Abu Janda mulanya menyinggung banyaknya masyarakat Indonesia yang memiliki sentimen anti Amerika tanpa dasar yang jelas. Ia menilai ketidaksukaan terhadap Amerika murni kebencian buta semata.
Padahal, kata dia, Amerika memiliki peranan besar terhadap kemerdekaan Indonesia. Ia mengklaim kepergian Netherlands Indies Civil Administration (NICA) dari Indonesia salah satunya karena ada tekanan dari Amerika.
“Amerika tuh punya peran besar sekali pada kemerdekaan kita. Orang tuh ingetnya cuma 17 Agustus aja. Orang lupa pada 1945, Belanda balik. Membonceng pasukan NICA untuk melucuti tentara Jepang,” ujarnya.

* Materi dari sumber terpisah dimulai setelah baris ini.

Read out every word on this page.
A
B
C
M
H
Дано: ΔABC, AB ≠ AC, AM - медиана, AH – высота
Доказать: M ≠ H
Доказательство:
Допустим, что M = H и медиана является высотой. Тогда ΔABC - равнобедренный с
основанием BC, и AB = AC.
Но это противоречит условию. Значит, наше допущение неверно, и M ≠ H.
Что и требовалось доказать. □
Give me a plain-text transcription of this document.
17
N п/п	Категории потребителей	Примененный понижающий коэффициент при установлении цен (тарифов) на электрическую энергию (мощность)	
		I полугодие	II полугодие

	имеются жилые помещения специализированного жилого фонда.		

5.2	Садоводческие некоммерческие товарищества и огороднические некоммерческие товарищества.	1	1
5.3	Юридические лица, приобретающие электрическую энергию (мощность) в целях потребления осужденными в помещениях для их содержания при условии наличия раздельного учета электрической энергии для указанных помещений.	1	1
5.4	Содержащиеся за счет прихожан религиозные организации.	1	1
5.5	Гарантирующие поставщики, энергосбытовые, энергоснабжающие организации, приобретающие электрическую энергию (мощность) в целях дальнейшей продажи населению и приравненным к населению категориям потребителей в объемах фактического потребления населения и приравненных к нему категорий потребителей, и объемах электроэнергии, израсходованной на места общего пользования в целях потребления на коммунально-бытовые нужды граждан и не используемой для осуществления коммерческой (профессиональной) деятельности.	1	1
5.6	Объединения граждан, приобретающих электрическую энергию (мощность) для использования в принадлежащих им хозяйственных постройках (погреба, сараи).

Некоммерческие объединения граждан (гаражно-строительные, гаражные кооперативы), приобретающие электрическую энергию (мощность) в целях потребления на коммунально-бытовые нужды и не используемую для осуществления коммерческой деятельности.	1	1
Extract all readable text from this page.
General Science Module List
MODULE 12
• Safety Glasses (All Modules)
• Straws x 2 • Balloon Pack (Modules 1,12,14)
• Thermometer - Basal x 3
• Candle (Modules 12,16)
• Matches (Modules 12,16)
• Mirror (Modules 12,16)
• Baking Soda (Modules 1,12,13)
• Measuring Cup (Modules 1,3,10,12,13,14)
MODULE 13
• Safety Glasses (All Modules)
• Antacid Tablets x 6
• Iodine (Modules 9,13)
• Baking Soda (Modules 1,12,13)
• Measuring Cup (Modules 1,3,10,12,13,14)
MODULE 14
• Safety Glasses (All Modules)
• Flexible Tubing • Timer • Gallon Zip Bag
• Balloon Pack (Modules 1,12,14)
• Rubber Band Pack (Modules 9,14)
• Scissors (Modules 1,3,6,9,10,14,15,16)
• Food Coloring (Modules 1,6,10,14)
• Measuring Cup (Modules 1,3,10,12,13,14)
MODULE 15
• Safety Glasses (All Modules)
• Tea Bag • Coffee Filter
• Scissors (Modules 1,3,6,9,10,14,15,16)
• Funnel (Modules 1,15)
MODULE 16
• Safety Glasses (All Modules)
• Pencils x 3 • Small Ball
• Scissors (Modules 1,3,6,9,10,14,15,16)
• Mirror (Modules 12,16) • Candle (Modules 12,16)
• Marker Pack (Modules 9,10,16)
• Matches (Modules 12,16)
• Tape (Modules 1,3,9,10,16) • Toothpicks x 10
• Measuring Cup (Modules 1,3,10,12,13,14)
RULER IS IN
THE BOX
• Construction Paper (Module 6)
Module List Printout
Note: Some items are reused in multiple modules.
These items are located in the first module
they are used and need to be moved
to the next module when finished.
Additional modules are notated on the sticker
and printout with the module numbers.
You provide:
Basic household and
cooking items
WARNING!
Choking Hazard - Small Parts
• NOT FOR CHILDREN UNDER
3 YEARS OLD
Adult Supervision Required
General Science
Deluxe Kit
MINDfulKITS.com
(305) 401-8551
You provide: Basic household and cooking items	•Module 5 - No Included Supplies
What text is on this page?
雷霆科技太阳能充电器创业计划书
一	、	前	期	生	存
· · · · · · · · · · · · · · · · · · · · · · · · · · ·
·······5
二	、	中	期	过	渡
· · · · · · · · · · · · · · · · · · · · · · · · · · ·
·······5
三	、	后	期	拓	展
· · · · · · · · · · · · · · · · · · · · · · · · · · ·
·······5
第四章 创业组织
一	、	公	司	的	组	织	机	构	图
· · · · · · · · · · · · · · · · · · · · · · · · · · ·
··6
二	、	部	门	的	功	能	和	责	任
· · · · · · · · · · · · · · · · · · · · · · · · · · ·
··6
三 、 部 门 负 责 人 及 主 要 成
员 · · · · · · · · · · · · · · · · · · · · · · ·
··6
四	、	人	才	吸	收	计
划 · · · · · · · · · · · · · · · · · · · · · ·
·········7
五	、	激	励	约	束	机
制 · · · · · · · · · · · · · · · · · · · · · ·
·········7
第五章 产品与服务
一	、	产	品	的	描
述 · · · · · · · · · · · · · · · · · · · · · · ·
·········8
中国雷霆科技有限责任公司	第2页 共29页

Ikrar Nusa Bhakti kemudian mencoba menanggapi pernyataan Abu Janda soal keterlibatan Amerika dalam Konferensi Meja Bundar pada tahun 1948-1949. Belum sempat Ikrar menjelaskan, Abu Janda langsung memotong perkataannya dan meminta agar tidak asal dalam berbicara.
“Oh iya ini anda juga baca sejarah dong. Coba baca buku Nationalism and Revolution in Indonesia karya George McTurnan Kahin,” ujar Ikrar. “Di situ dijelaskan mengapa Amerika turun tangan. Karena ketakutan Amerika bahwa Indonesia akan jatuh ke tangan komunis.”
Ikrar kemudian meminta agar Abu Janda untuk tidak serta merta menilai Amerika sebagai negara yang baik terhadap semua yang mereka lakukan.
Kendati demikian, Abu Janda lagi-lagi memotong ucapan Ikrar. Bahkan, ia sempat mengeluarkan ucapan kasar hingga diperingati oleh Aiman Witjaksono selaku moderator dan pembawa acara.